Contamination of Bacteria and Associated Factors among Food Handlers Working in the Student Cafeterias of Jimma University Main Campus, Jimma, South West EthiopiaTsegaye Assefa1, Haymanot Tasew1, Beyene Wondafrash2 and Jemal Beker1*
- *Corresponding Author:
- Beker J
Department of Nursing
College of Public Health and Medical Sciences
Jimma University, Ethiopia
E-mail: [email protected]
Received date December 19, 2014; Accepted date February 19, 2015; Published date February 23, 2015
Citation: Assefa T, Tasew H, Wondafrash B, Beker J (2015) Contamination of Bacteria and Associated Factors among Food Handlers Working in the Student Cafeterias of Jimma University Main Campus, Jimma, South West Ethiopia. Altern Integr Med 4:185. doi:10.4172/2327-5162.1000185
Copyright: © 2015 Assefa T, et al. This is an open-access article distributed under the terms of the Creative Commons Attribution License, which permits unrestricted use, distribution and reproduction in any medium, provided the original author and source are credited.
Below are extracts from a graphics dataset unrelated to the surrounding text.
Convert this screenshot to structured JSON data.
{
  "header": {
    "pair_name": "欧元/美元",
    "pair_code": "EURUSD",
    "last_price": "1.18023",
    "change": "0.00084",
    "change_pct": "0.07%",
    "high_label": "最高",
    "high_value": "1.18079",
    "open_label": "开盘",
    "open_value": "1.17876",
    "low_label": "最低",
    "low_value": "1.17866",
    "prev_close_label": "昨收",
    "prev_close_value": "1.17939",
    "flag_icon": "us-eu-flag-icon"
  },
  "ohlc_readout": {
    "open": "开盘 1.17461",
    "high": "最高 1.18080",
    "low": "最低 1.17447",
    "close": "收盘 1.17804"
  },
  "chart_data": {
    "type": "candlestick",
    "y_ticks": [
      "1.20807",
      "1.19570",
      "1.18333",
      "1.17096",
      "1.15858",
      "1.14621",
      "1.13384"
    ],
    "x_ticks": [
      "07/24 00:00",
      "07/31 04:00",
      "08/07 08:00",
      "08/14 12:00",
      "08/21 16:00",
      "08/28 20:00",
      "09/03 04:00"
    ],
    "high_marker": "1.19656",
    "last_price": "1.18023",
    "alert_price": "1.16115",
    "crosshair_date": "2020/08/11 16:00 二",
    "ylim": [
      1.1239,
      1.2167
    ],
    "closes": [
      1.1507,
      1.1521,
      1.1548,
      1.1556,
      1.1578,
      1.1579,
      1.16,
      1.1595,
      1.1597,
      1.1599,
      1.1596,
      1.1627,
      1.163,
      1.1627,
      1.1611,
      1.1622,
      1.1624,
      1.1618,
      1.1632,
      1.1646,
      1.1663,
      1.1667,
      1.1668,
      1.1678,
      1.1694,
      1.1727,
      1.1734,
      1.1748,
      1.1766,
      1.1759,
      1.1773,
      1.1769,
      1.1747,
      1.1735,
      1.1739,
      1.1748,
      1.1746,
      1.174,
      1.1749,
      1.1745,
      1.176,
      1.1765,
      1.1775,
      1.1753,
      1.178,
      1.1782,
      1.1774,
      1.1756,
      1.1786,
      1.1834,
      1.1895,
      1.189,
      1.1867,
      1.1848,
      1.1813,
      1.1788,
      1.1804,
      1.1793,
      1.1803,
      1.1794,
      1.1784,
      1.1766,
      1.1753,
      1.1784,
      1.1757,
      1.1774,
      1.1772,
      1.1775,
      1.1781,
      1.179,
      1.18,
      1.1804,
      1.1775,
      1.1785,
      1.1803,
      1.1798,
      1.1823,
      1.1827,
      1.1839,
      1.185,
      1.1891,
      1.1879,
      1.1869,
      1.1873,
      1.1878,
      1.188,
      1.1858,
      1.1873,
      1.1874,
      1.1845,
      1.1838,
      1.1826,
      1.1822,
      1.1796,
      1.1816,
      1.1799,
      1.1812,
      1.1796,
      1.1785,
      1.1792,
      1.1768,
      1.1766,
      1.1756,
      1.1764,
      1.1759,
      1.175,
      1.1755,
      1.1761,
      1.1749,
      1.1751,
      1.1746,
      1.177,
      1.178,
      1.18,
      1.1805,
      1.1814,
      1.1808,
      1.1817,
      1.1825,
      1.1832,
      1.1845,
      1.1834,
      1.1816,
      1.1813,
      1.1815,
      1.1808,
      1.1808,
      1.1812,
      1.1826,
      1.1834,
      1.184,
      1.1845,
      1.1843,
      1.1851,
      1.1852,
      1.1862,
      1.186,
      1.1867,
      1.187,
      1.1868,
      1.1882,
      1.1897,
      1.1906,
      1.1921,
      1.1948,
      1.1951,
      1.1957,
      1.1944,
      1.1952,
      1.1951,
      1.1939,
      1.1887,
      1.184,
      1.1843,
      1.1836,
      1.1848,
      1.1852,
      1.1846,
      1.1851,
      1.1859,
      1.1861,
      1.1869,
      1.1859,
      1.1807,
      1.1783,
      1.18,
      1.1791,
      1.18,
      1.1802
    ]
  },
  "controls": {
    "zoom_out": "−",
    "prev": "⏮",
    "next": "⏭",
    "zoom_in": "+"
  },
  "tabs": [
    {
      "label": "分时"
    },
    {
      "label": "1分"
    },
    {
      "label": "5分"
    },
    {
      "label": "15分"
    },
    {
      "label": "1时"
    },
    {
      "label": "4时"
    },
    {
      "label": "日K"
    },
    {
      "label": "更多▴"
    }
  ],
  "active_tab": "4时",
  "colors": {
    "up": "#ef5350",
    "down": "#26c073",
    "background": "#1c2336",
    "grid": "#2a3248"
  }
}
Background: Food borne diseases continue to be a major global health problem and are the leading causes of morbidity and mortality in developing countries. Food handlers play a major role in the transmission of food borne pathogens via hands. This study aimed to assess the bacterial hand contamination and associated factors among food handlers working in the student cafeterias of Jimma University main campus. Methods and materials: A cross-sectional study was conducted from May 2012 to April 2013 among food handlers working in the student cafeterias of Jimma University main campus. The data was collected by using structured questionnaire and observational checklist. Hand rinse samples was collected from participants and microbiologically examined for the presence of potential food borne bacterial contaminants using standard laboratory methods. The data was entered into a computer and analyzed using SPSS version-16.0 software. Result: Among 230 food handlers, 114(49.6%) were tested positive for one or more potential food borne bacterial contaminants, and 73(31.7%) were tested positive for enteric pathogens. A total of 171 bacterial hand contaminants were isolated. S. aureus 54(23.5%), Klebsiella spp. 37(16.1%), E. coli 25 (10.9%), Enterobacter spp. 21(9.1%), Citrobacter spp. 10(4.3%), Serratia marcescens 6 (2.6%), Pseudomonas aeruginosa 8(3.5%), Proteus spp. 5(2.2%), Providencia rettegri 3(1.3%), and salmonella spp. 2(0.9%) were isolated with their corresponding prevalence rate. Bacterial hand contamination rate have significant association with service years (Chi-square=13.732, DF=4, P=0.008), age (χ2=11.308, P=0.010) and cleanness of outer garments (χ2=7.653, P=0.006). Conclusion: The findings of this study emphasized the importance of food handlers’ hands as a potential vector for potential food borne bacterial contaminants which could constitute a potential risk to food borne outbreaks. New employees and young and inexperienced food handlers should be well trained on personal hygienic practices pointing out on the importance of hand hygiene and appropriate hand washing techniques.